Wing Biddlebaum talked much with his hands. The slender expressive fingers, forever active, forever striving to conceal themselves in his pockets or behind his back, came forth and became the piston rods of his machinery of expression.
While closing them into fists, beating them on a table, and pounding them on a stump, he feels comfortable to express himself openly, no longer concealing his story and emotions. Noticing their movements, George wants to ask about Wing’s hands.
At times an almost overwhelming curiosity had taken hold of him. He felt that there must be a reason for their strange activity and their inclination to keep hidden away and only a growing respect for Wing Biddlebaum kept him from blurting out the questions that were often in his mind.
Anderson does not allow George to confront Wing about his hands; instead, the author creates tension and leaves George to wait for and interpret any significant meaning behind the hands’s movements. On day, Wing suddenly grabs George by the shoulders and admonishes him for fearing his dreams and trying to fit in with the townspeople. Wing implores George to ignore others and pursue his own dreams. Then
he raised the hands to caress the boy and then a look of horror swept over his face.
With a convulsive movement of his body, Wing Biddlebaum sprang to his feet and thrust his hands deep into his trousers pockets. Tears came to his eyes.
Once again, Sherwood omits the reason for Wing’s sudden breakdown and does not allow George to ask about Wing’s hand movements. George notes
the terror he had seen in the man's eyes. "There's something wrong, but I don't want to know what it is. His hands have something to do with his fear of me and of everyone."
Until this point, the reader wonders about the significance of Wing’s hands but knows it must be related to Wing’s unspoken past. The narrator then reveals Wing’s history. Long ago, his “hands were but fluttering pennants of promise.” Formerly known as Adolph Myers, Wing was a sensitive, compassionate teacher who
was one of those rare, little understood men who rule by a power so gentle that it passes as a lovable weakness. In their feeling for the boys under their charge such men are not unlike the finer sort of women in their love of men.
And yet that is but crudely stated. It needs the poet there.
Instead of “crudely” stating what happened, Anderson calls for a poet to explain past events. The narrative requires sensitivity and gentleness in order to present details with subtlety. It does not need lurid and graphic words. Wing felt for his male students what women feel “in their love of men.” While talking to them, he caressed their shoulders and played with their hair.
In a way the voice and the hands, the stroking of the shoulders and the touching of the hair were a part of the schoolmaster's effort to carry a dream into the young minds. By the caress that was in his fingers he expressed himself. He was one of those men in whom the force that creates life is diffused, not centralized. Under the caress of his hands doubt and disbelief went out of the minds of the boys and they began also to dream.
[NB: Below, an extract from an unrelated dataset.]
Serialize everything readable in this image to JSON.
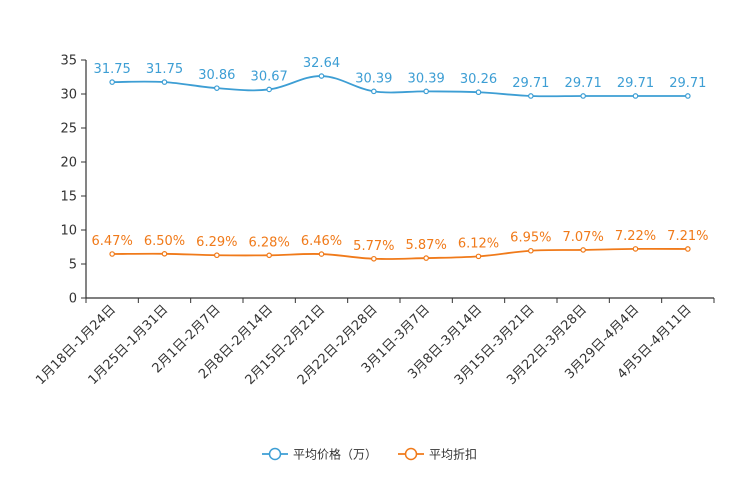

Because specific detail is omitted, the reader can only interpret—but not confirm—that Wing had homosexual feelings toward the boys. What is apparent is Wing’s nurturing compassion for them; his voice and touch released them of their doubts and inspired them to dream. Unfortunately, one student accuses Wing of sexual advances and turns the town against him.
Hidden, shadowy doubts that had been in men's minds concerning Adolph Myers were galvanized into beliefs.
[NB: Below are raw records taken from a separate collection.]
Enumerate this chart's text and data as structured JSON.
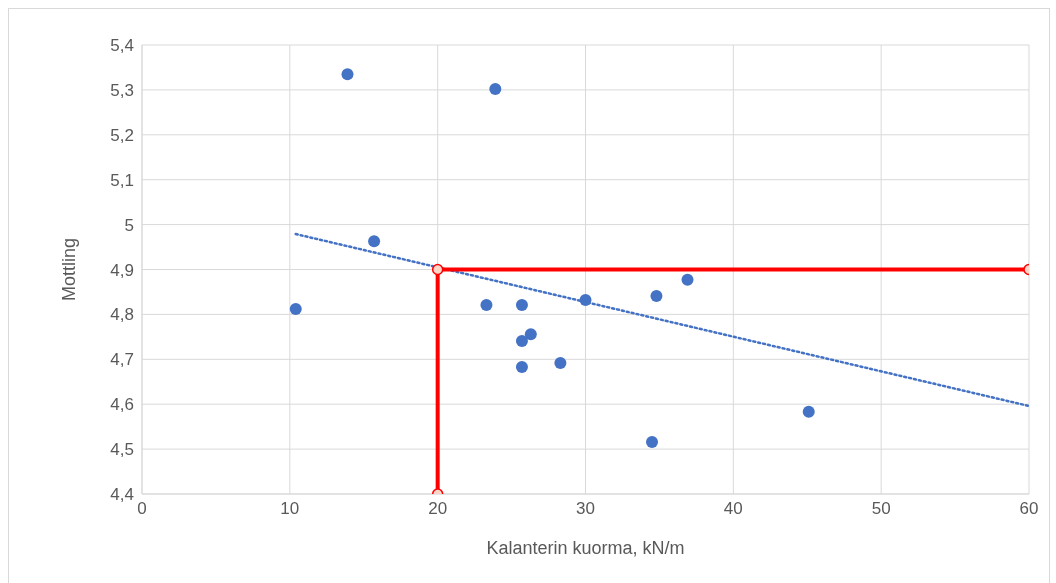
{
  "chart_data": {
    "type": "scatter",
    "xlabel": "Kalanterin kuorma, kN/m",
    "ylabel": "Mottling",
    "xlim": [
      0,
      60
    ],
    "xticks": [
      0,
      10,
      20,
      30,
      40,
      50,
      60
    ],
    "ylim": [
      4.4,
      5.4
    ],
    "yticks": [
      {
        "value": 4.4,
        "label": "4,4"
      },
      {
        "value": 4.5,
        "label": "4,5"
      },
      {
        "value": 4.6,
        "label": "4,6"
      },
      {
        "value": 4.7,
        "label": "4,7"
      },
      {
        "value": 4.8,
        "label": "4,8"
      },
      {
        "value": 4.9,
        "label": "4,9"
      },
      {
        "value": 5,
        "label": "5"
      },
      {
        "value": 5.1,
        "label": "5,1"
      },
      {
        "value": 5.2,
        "label": "5,2"
      },
      {
        "value": 5.3,
        "label": "5,3"
      },
      {
        "value": 5.4,
        "label": "5,4"
      }
    ],
    "grid": true,
    "legend": false,
    "series": [
      {
        "color": "#4472c4",
        "marker": "circle",
        "x": [
          13.9,
          23.9,
          15.7,
          10.4,
          23.3,
          25.7,
          30.0,
          34.8,
          36.9,
          26.3,
          25.7,
          25.7,
          28.3,
          34.5,
          45.1
        ],
        "values": [
          5.335,
          5.302,
          4.963,
          4.812,
          4.821,
          4.821,
          4.832,
          4.841,
          4.877,
          4.756,
          4.741,
          4.683,
          4.692,
          4.516,
          4.583
        ]
      },
      {
        "type": "line",
        "color": "#4472c4",
        "marker": "none",
        "line_style": "dotted",
        "x": [
          10.4,
          60
        ],
        "values": [
          4.979,
          4.596
        ]
      },
      {
        "type": "line",
        "color": "#ff0000",
        "marker": "circle",
        "line_style": "solid",
        "x": [
          20,
          20,
          60
        ],
        "values": [
          4.4,
          4.9,
          4.9
        ]
      }
    ]
  }
}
Ultimately, hands are used against Wing; the father of one of his students beats him and men go to his house—one carrying “a rope in his hands”—to hang him. The men hurl sticks and mud at Wing as he flees. Hands become as weapons and tools of violence and oppression, not compassion and nurturing.
Later, any mention of homosexuality is omitted.
Again and again the fathers of the boys had talked of the hands. "Keep your hands to yourself," the saloon keeper had roared, dancing with fury in the schoolhouse yard.
Notice that the fathers do not tell their boys why they should keep their hands to themselves.